Looking at the results of the paper, it only seems to work for simple tasks, as you might expect. For the most neural-net-like task (recognizing stop phonemes from audio, which is still far simpler than e.g. speech recognition), the neural net gets ~0.95 AUC while the decision tree gets ~0.75 (a vast difference: random is 0.5 and perfect is 1).
Generally there seem to be people (e.g. Cynthia Rudin) who argue "we can have interpretability and accuracy", and when you look at the details they are looking at some very low-dimensional, simple-looking tasks; I certainly agree with that (and that we should use interpretable models in these situations) but it doesn't seem to apply to e.g. image classifiers or speech recognition, and seems like it would apply even less to AGI-via-neural-nets.

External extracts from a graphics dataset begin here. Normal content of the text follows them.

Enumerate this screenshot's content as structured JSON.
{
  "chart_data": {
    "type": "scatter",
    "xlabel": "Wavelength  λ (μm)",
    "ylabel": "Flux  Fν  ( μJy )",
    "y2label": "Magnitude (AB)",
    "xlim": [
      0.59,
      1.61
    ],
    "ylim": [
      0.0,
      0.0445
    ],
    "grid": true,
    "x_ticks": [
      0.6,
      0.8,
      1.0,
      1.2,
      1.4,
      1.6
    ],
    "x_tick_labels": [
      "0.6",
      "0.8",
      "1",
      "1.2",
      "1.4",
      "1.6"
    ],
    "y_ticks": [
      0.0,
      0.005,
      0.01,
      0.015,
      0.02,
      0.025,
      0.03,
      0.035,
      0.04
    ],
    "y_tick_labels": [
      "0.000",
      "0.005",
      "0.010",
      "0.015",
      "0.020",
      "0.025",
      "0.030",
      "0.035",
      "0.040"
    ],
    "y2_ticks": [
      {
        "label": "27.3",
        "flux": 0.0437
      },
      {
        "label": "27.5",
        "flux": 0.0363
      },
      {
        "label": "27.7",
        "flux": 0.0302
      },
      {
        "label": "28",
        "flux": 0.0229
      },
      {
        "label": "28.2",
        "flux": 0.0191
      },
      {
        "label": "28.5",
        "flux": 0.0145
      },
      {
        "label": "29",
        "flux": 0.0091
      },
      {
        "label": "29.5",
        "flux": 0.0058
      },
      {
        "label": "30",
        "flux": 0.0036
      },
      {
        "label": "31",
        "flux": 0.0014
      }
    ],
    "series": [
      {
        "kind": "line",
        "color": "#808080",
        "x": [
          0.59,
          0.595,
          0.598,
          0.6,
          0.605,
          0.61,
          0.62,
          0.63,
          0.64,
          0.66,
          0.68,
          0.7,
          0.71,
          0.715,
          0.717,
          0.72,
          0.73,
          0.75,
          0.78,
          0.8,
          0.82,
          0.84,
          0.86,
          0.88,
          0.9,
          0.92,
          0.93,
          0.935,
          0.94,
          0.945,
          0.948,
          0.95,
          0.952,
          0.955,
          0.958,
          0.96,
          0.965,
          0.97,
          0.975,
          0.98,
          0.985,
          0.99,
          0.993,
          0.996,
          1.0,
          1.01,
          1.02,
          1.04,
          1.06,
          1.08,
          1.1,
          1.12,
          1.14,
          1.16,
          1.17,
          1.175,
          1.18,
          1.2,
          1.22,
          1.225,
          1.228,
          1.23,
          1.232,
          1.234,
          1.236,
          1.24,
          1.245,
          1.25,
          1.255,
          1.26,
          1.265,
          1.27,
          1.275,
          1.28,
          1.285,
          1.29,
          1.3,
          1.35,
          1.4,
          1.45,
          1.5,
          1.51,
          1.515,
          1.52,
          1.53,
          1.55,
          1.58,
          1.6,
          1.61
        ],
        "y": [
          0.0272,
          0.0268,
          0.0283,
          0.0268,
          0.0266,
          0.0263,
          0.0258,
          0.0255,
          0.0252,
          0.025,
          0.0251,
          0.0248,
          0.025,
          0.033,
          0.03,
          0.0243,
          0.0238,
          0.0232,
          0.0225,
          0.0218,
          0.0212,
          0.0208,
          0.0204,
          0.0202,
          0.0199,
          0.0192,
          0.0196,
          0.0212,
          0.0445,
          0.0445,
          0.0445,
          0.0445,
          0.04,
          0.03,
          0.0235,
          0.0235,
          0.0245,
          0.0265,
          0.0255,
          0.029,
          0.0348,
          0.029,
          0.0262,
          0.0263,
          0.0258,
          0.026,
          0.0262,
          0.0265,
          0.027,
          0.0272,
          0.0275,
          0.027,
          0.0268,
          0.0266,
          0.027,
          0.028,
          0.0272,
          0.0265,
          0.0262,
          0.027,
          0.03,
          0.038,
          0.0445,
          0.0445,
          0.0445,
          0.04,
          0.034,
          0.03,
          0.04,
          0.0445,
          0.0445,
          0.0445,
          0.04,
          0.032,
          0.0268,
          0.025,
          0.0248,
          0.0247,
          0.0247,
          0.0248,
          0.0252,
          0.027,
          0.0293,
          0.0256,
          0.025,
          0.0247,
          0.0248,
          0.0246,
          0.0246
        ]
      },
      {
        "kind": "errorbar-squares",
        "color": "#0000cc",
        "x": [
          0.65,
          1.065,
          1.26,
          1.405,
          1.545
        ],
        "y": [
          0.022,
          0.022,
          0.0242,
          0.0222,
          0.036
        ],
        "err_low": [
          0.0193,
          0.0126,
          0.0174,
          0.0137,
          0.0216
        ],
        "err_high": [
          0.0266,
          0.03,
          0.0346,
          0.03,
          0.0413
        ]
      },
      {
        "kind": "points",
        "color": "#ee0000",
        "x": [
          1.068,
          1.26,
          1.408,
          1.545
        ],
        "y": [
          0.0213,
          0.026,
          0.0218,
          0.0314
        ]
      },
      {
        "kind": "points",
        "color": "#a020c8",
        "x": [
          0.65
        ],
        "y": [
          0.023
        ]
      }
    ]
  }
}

Huh? Surely if you're trying to understand agents that arise, you should have a theory of arbitrary agents rather than ideal agents. John Wentworth's stuff seems way more relevant than MIRI's Agent Foundations for the purpose you have in mind.
I could see it being useful to do MIRI-style Agent Foundations work to discover what sorts of problems could arise, though I could imagine this happening in many other ways as well.
No, which is why I want to stop using the example.
(The counterfactual I was thinking of was more like "imagine we handed a laptop to 19th-century scientists, can they mechanistically understand it?" But even that isn't a good analogy, it overstates the difficulty.)